Chicago Cubs Rumors: Brandon McCarthy Would Be Best Fit Among Early Pitching Targets

 @ThadNovak  on November 10 2012 6:11 PM

 

After a year in which no Chicago Cubs pitcher won more than nine games, it’s hardly a surprise that the team is looking to add starting pitching help this offseason. That doesn’t mean, however, that they’re planning to dive into the multimillion-dollar Zack Greinke sweepstakes.

As reported by the Chicago Sun-Times, the Cubs are looking to continue last year’s approach of targeting bargain-priced free agents this offseason. The paper suggests that with the potential trade for Dan Haren having fallen through, the team’s top candidates include two more righthanders: Oakland’s Brandon McCarthy and Milwaukee’s Shaun Marcum.

All three pitchers have reasons to appeal to Cub management, though ex-Cub Haren—now a free agent after the Angels declined his option—is likely to be out of Chicago’s desired price range.
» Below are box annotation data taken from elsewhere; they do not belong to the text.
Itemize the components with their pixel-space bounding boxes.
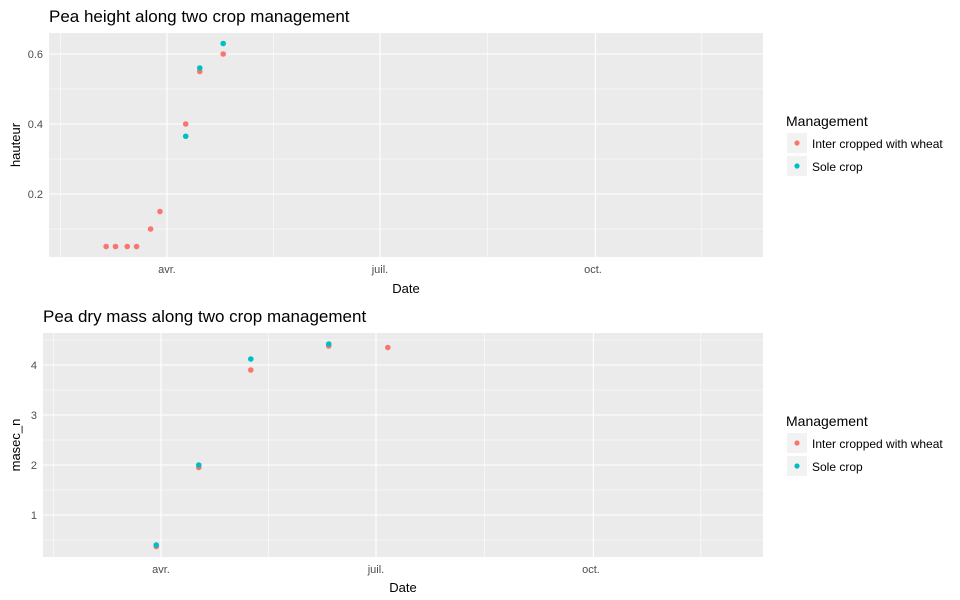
- x-tick-label: juil.: [371, 264, 389, 276]
- x-tick-label: juil.: [367, 564, 385, 576]
- data-point: [247, 367, 254, 373]
- legend-label: Sole crop: [812, 460, 863, 474]
- plot-panel: [43, 333, 763, 557]
- legend-label: Inter cropped with wheat: [812, 137, 943, 151]
- data-point: [385, 344, 391, 351]
- data-point: [157, 208, 163, 215]
- chart-title: Pea dry mass along two crop management: [43, 307, 366, 326]
- data-point: [247, 356, 254, 362]
- y-tick-label: 0.4: [28, 119, 43, 131]
- y-tick-label: 3: [31, 410, 37, 422]
- x-tick-label: oct.: [582, 564, 600, 576]
- x-tick-label: avr.: [158, 264, 176, 276]
- plot-panel: [49, 33, 763, 257]
- y-axis-label: hauteur: [8, 122, 23, 167]
- y-tick-label: 0.6: [28, 49, 43, 61]
- legend-label: Sole crop: [812, 160, 863, 174]
- y-tick-label: 1: [31, 510, 37, 522]
- legend-point: [794, 163, 800, 169]
- data-point: [153, 542, 160, 548]
- gridlines: [43, 333, 763, 557]
- y-tick-label: 4: [31, 360, 37, 372]
- legend-title: Management: [786, 113, 868, 129]
- data-point: [112, 243, 119, 250]
- data-point: [103, 243, 109, 250]
- data-point: [196, 462, 202, 468]
- legend-point: [794, 440, 800, 446]
- x-tick-label: avr.: [152, 564, 170, 576]
- chart-height: Pea height along two crop management 0.2…: [8, 7, 943, 296]
- legend: Management Inter cropped with wheat Sole…: [786, 113, 943, 176]
- gridlines: [49, 33, 763, 257]
- data-point: [133, 243, 140, 250]
- chart-dry-mass: Pea dry mass along two crop management 1…: [8, 307, 943, 595]
- legend-point: [794, 463, 800, 469]
- data-point: [220, 40, 226, 47]
- x-tick-label: oct.: [584, 264, 602, 276]
- data-point: [196, 65, 203, 71]
- data-point: [124, 243, 131, 250]
- data-points: [153, 341, 391, 550]
- legend-point: [794, 140, 800, 146]
- y-tick-label: 2: [31, 460, 37, 472]
- data-points: [103, 40, 226, 250]
- data-point: [147, 226, 154, 232]
- legend-label: Inter cropped with wheat: [812, 437, 943, 451]
- legend-title: Management: [786, 413, 868, 429]
- y-axis-label: masec_n: [8, 419, 23, 472]
- chart-title: Pea height along two crop management: [49, 7, 350, 26]
- data-point: [182, 121, 189, 127]
- y-tick-label: 0.2: [28, 189, 43, 201]
- x-axis-label: Date: [392, 281, 419, 296]
- data-point: [220, 51, 226, 57]
- legend: Management Inter cropped with wheat Sole…: [786, 413, 943, 476]
- x-axis-label: Date: [389, 580, 416, 595]
- data-point: [182, 133, 189, 140]
- data-point: [325, 341, 332, 347]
Of the two more affordable starters, McCarthy appears to be the more encouraging prospect.

McCarthy’s season ended in unfortunate (if dramatic) fashion when he took a line drive to the head. However, the resulting surgery appears to have been successful, and a hard-luck injury like this one doesn’t bring the same risk of recurring as, say, Haren’s chronic back problems.

In addition, McCarthy’s performance on the mound has been radically improved by a 2010 stint in the minors that saw him change the arm angle on his delivery. Since returning to the big leagues with Oakland in 2011, he’s posted the two lowest ERAs of his career, thrown five complete games and raised his strikeout-to-walk ratio as high as 4.92.

Marcum doesn’t have such a dramatic improvement to his credit, though he’s pitched quite well since 2009 Tommy John surgery. Still, his numbers across the board, from ERA (3.70 to McCarthy’s 3.24) to home runs allowed per nine innings (1.2 to McCarthy’s 0.8), are a shade behind McCarthy’s recent performance.

Marcum’s biggest advantage is familiarity, as Cubs manager Dale Sveum and pitching coach Chris Bosio both know him well from their time in Milwaukee. Whether that’s enough to make Marcum worth picking ahead of the fast-rising McCarthy, though, is another question altogether.

The Cubs have enough cash on hand—roughly $50 million in expiring contracts—that adding both McCarthy and Marcum wouldn’t be an unrealistic prospect. If they can only get one, though, McCarthy is the pitcher to sign.